You are viewing a plain text version of this content. The canonical link for it is here.
Posted to user@spark.apache.org by Timothee Besset <tt...@ttimo.net> on 2014/01/31 23:42:10 UTC

Single application using all the cores - preventing other applications from running

Hello,

What are my options to balance resources between multiple applications
running against a Spark cluster?

I am using the standalone cluster [1] setup on my local machine, and
starting a single application uses all the available cores. As long as that
first application is running, no other application does any processing.

I tried to run more workers using less cores with SPARK_WORKER_CORES, but
the single application still takes everything (see
https://dl.dropboxusercontent.com/u/1529870/spark%20-%20multiple%20applications.png).

Is there any strategy to reallocate resources based on number of
applications running against the cluster, or is the design mostly geared
towards having a single application running at a time?

Thank you,
TTimo

[1] http://spark.incubator.apache.org/docs/latest/spark-standalone.html

Re: Single application using all the cores - preventing other applications from running

Posted by Timothee Besset <tt...@ttimo.net>.
Thank you!

TTimo


On Fri, Jan 31, 2014 at 4:48 PM, Matei Zaharia <ma...@gmail.com>wrote:

> You can set the spark.cores.max property in your application to limit the
> maximum number of cores it will take.

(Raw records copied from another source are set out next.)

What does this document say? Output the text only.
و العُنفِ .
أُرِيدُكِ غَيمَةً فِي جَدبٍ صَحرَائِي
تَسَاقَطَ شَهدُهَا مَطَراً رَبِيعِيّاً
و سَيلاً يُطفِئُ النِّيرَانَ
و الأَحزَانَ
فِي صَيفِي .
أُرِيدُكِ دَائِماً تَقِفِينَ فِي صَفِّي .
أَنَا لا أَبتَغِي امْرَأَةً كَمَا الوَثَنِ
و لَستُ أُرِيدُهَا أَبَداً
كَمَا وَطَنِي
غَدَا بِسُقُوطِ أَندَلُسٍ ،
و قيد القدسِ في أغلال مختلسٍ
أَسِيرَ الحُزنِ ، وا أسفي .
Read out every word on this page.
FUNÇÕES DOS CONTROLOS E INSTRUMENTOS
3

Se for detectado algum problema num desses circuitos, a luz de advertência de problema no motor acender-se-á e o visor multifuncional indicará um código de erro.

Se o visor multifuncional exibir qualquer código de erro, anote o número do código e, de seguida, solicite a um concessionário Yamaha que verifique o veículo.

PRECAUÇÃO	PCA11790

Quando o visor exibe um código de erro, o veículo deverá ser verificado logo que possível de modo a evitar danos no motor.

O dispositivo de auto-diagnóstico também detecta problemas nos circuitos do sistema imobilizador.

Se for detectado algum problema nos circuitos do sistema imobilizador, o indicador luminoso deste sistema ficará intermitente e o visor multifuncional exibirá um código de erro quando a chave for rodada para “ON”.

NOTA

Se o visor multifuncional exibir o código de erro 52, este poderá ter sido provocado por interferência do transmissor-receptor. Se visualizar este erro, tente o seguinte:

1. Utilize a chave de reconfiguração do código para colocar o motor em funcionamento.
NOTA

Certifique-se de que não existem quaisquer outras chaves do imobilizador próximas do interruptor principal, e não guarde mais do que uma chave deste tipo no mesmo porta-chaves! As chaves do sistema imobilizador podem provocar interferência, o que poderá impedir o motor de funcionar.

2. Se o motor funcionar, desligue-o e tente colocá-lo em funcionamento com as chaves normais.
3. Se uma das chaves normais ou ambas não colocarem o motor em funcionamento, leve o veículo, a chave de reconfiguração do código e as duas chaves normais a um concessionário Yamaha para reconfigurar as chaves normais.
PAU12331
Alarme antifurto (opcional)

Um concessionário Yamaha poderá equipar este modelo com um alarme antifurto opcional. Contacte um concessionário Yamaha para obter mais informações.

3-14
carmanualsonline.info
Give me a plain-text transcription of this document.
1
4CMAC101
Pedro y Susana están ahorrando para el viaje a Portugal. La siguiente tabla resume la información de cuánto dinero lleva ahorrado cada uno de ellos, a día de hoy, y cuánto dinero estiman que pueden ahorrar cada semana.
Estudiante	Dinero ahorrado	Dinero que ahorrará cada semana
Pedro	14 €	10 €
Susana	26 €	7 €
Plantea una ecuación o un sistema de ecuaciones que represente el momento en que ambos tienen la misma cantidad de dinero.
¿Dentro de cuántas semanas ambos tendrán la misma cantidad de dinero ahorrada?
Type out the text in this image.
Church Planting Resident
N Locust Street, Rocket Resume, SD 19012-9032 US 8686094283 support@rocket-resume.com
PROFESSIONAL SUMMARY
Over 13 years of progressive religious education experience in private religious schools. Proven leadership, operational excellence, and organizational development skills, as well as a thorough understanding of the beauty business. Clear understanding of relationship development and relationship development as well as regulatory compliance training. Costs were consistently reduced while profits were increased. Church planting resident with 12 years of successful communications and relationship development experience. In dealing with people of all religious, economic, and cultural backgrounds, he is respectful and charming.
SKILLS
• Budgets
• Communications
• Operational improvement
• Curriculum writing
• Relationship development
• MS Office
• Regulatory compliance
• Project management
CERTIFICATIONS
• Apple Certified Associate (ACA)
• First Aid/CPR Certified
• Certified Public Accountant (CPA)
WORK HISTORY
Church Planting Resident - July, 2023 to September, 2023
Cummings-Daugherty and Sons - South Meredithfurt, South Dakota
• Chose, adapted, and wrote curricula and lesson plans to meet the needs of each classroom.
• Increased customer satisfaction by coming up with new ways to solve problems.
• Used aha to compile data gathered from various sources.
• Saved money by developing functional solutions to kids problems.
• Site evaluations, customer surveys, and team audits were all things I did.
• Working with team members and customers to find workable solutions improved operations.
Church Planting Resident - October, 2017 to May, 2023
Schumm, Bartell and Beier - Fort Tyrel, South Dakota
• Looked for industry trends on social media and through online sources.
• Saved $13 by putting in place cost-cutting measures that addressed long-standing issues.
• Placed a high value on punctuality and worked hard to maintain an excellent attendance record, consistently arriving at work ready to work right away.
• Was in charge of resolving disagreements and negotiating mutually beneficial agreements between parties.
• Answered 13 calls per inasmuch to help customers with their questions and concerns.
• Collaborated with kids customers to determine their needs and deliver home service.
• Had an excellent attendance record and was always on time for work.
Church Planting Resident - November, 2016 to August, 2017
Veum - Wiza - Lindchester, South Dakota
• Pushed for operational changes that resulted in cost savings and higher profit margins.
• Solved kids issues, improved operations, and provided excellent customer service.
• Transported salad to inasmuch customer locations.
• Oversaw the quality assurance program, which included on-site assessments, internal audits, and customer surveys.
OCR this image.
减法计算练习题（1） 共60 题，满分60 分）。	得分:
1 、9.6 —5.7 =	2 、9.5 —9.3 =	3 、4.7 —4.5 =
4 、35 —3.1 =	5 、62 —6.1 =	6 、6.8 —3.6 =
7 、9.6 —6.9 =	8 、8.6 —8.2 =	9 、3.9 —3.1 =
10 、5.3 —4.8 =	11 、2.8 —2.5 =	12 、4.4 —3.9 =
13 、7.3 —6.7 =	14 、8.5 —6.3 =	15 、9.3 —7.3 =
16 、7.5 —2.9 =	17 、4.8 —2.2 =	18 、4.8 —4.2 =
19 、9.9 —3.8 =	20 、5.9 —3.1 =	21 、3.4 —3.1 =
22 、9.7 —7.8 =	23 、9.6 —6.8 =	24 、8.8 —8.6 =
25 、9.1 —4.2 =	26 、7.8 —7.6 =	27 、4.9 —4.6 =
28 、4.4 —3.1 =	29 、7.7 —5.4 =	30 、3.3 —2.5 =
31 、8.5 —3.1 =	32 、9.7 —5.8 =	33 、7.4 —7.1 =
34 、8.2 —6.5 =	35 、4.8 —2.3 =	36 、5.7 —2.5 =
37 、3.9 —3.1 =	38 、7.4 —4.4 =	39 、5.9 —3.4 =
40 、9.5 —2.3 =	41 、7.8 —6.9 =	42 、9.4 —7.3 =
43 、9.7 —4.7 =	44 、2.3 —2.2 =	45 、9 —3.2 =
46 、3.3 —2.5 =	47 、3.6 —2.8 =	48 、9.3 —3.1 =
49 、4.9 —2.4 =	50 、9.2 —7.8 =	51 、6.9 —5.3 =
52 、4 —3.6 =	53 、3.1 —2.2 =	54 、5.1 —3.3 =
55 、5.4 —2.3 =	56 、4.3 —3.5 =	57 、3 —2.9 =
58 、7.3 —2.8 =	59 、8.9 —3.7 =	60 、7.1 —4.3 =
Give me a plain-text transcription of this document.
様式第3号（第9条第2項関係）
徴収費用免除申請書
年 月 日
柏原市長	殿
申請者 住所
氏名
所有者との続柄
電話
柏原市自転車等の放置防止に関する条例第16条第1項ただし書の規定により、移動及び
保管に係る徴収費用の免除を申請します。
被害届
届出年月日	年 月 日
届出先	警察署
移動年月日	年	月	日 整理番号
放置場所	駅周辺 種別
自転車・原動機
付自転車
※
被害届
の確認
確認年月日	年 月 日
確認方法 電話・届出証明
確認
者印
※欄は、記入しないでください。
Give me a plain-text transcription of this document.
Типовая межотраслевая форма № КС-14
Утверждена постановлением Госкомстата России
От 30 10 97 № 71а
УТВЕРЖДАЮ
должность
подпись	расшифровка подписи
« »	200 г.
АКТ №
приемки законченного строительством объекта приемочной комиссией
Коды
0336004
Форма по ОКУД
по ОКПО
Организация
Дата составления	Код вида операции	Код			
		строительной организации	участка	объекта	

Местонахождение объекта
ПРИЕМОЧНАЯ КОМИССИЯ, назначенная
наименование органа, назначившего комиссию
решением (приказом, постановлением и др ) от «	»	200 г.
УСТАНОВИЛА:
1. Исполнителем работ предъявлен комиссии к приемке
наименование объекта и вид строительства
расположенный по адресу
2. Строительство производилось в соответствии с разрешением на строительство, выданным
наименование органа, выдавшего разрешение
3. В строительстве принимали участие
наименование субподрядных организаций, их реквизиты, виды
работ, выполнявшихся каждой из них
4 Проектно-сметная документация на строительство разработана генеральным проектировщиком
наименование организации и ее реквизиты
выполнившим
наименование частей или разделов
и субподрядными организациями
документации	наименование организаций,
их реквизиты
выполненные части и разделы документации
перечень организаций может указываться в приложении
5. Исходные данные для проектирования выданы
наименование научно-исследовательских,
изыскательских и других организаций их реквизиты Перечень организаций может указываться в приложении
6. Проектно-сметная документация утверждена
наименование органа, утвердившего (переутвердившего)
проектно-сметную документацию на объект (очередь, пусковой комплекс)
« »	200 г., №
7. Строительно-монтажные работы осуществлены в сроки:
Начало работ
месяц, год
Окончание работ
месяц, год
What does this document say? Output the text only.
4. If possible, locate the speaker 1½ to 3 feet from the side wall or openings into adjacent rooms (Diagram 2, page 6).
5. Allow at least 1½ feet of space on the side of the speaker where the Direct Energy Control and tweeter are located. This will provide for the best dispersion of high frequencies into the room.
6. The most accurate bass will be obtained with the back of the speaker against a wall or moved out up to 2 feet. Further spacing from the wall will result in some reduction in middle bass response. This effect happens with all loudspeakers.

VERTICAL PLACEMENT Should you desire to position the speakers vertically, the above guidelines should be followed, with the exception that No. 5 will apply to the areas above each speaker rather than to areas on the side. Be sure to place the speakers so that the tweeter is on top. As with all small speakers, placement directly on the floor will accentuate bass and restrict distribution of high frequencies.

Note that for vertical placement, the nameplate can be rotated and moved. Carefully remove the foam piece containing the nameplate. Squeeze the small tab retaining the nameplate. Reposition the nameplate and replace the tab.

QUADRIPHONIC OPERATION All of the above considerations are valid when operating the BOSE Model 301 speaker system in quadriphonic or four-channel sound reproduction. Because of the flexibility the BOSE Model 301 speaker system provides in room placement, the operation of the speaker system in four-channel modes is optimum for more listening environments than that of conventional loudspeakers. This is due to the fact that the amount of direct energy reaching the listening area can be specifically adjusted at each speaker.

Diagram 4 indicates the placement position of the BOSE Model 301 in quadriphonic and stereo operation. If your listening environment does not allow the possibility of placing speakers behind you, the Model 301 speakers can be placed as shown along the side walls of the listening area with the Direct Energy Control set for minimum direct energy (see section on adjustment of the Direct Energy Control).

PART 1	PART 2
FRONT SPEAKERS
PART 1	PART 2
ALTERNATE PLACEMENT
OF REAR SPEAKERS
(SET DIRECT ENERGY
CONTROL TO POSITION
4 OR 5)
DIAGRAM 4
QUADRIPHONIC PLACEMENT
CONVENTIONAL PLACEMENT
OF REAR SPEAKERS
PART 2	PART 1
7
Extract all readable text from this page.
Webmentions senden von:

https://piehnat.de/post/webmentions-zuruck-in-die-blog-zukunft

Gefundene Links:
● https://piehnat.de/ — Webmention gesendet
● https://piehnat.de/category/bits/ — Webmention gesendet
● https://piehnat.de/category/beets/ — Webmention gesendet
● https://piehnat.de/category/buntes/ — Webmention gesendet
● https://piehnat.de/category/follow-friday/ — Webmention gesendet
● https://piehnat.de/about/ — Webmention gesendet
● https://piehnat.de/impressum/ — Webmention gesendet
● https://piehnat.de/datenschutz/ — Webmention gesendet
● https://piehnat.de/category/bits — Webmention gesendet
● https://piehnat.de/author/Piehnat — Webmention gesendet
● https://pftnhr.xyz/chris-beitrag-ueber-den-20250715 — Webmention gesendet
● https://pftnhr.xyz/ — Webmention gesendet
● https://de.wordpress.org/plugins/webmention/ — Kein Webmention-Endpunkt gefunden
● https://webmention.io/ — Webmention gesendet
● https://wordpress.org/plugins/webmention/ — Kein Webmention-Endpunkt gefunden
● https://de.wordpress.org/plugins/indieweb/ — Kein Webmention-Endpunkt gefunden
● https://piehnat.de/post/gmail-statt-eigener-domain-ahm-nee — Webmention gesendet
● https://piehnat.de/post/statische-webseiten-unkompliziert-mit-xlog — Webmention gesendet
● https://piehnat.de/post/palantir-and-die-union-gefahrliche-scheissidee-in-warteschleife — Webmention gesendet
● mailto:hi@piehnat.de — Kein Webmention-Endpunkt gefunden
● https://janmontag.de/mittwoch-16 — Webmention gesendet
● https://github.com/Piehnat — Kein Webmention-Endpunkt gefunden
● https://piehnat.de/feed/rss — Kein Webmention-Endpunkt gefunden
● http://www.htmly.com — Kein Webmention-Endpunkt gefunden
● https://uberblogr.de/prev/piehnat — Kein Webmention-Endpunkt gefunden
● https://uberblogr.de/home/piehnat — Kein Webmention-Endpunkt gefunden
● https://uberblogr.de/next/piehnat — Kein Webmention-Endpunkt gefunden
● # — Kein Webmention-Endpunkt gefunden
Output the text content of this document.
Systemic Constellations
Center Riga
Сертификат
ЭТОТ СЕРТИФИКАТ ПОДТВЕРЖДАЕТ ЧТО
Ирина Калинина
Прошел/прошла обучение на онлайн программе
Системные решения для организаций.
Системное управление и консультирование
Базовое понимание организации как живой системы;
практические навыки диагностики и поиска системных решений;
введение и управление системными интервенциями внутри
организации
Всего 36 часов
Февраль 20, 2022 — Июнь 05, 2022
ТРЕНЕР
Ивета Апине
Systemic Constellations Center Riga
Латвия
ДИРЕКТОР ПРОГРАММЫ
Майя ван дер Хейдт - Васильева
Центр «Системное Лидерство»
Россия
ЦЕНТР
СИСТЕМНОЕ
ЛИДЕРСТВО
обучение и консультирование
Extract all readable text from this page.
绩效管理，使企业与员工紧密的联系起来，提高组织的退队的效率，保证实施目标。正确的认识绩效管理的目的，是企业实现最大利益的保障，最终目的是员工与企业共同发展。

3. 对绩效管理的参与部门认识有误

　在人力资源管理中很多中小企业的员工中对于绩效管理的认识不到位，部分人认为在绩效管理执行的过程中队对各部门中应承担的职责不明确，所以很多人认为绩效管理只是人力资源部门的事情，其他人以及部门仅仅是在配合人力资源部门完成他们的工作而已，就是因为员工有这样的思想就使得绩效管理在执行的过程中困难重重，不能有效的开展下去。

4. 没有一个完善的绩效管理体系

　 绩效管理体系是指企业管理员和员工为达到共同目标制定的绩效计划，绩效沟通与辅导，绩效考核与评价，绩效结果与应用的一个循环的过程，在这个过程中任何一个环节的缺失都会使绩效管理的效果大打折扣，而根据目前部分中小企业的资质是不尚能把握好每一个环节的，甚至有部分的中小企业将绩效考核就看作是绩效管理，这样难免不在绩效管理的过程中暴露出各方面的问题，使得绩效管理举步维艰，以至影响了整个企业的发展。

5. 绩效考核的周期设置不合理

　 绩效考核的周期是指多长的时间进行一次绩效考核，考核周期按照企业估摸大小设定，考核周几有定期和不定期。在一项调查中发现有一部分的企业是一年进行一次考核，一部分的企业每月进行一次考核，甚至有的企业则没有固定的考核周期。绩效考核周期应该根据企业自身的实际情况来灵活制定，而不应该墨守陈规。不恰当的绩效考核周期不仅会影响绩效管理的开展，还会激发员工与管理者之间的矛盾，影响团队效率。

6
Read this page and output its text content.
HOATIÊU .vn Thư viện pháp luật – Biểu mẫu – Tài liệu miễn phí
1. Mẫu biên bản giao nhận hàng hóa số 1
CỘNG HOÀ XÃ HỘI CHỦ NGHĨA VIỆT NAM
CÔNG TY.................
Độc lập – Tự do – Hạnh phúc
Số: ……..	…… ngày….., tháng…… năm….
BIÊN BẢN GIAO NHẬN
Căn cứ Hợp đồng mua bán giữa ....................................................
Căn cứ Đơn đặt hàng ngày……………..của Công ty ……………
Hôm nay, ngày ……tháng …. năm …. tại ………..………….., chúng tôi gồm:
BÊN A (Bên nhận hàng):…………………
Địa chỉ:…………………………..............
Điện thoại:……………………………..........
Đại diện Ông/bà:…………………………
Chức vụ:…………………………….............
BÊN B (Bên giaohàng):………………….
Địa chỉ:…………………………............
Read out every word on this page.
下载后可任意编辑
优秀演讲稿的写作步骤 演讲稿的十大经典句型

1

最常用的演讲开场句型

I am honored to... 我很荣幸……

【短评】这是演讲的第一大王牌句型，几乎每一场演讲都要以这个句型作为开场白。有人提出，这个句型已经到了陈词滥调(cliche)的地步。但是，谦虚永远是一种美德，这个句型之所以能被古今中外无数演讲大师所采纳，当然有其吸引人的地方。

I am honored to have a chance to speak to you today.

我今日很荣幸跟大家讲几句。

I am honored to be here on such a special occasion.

Checko ut
> http://spark.incubator.apache.org/docs/latest/spark-standalone.html#resource-scheduling.
> It's also possible to control scheduling in more detail within a Spark
> application, or if you run on other cluster managers, like Mesos. That's
> described in more detail here:
> http://spark.incubator.apache.org/docs/latest/job-scheduling.html.
>
> Matei
>
> On Jan 31, 2014, at 2:42 PM, Timothee Besset <tt...@ttimo.net> wrote:
>
> Hello,
>
> What are my options to balance resources between multiple applications
> running against a Spark cluster?
>
> I am using the standalone cluster [1] setup on my local machine, and
> starting a single application uses all the available cores. As long as that
> first application is running, no other application does any processing.
>
> I tried to run more workers using less cores with SPARK_WORKER_CORES, but
> the single application still takes everything (see
> https://dl.dropboxusercontent.com/u/1529870/spark%20-%20multiple%20applications.png).
>
> Is there any strategy to reallocate resources based on number of
> applications running against the cluster, or is the design mostly geared
> towards having a single application running at a time?
>
> Thank you,
> TTimo
>
> [1] http://spark.incubator.apache.org/docs/latest/spark-standalone.html
>
>
>

Re: Single application using all the cores - preventing other applications from running

Posted by Matei Zaharia <ma...@gmail.com>.
You can set the spark.cores.max property in your application to limit the maximum number of cores it will take. Checko ut http://spark.incubator.apache.org/docs/latest/spark-standalone.html#resource-scheduling. It’s also possible to control scheduling in more detail within a Spark application, or if you run on other cluster managers, like Mesos. That’s described in more detail here: http://spark.incubator.apache.org/docs/latest/job-scheduling.html.

Matei

On Jan 31, 2014, at 2:42 PM, Timothee Besset <tt...@ttimo.net> wrote:

> Hello,
> 
> What are my options to balance resources between multiple applications running against a Spark cluster?
> 
> I am using the standalone cluster [1] setup on my local machine, and starting a single application uses all the available cores. As long as that first application is running, no other application does any processing.
> 
> I tried to run more workers using less cores with SPARK_WORKER_CORES, but the single application still takes everything (see https://dl.dropboxusercontent.com/u/1529870/spark%20-%20multiple%20applications.png ).
> 
> Is there any strategy to reallocate resources based on number of applications running against the cluster, or is the design mostly geared towards having a single application running at a time?
> 
> Thank you,
> TTimo
> 
> [1] http://spark.incubator.apache.org/docs/latest/spark-standalone.html
> 


Re: Single application using all the cores - preventing other applications from running

Posted by Mayur Rustagi <ma...@gmail.com>.
Go for Fair scheduler and different weights. Default is FIFO. If you are
feeling adventurous try out sparrow scheduler .
Regards
Mayur
On Feb 1, 2014 4:12 AM, "Timothee Besset" <tt...@ttimo.net> wrote:

> Hello,
>
> What are my options to balance resources between multiple applications
> running against a Spark cluster?
>
> I am using the standalone cluster [1] setup on my local machine, and
> starting a single application uses all the available cores. As long as that
> first application is running, no other application does any processing.
>
> I tried to run more workers using less cores with SPARK_WORKER_CORES, but
> the single application still takes everything (see
> https://dl.dropboxusercontent.com/u/1529870/spark%20-%20multiple%20applications.png).
>
> Is there any strategy to reallocate resources based on number of
> applications running against the cluster, or is the design mostly geared
> towards having a single application running at a time?
>
> Thank you,
> TTimo
>
> [1] http://spark.incubator.apache.org/docs/latest/spark-standalone.html
>
>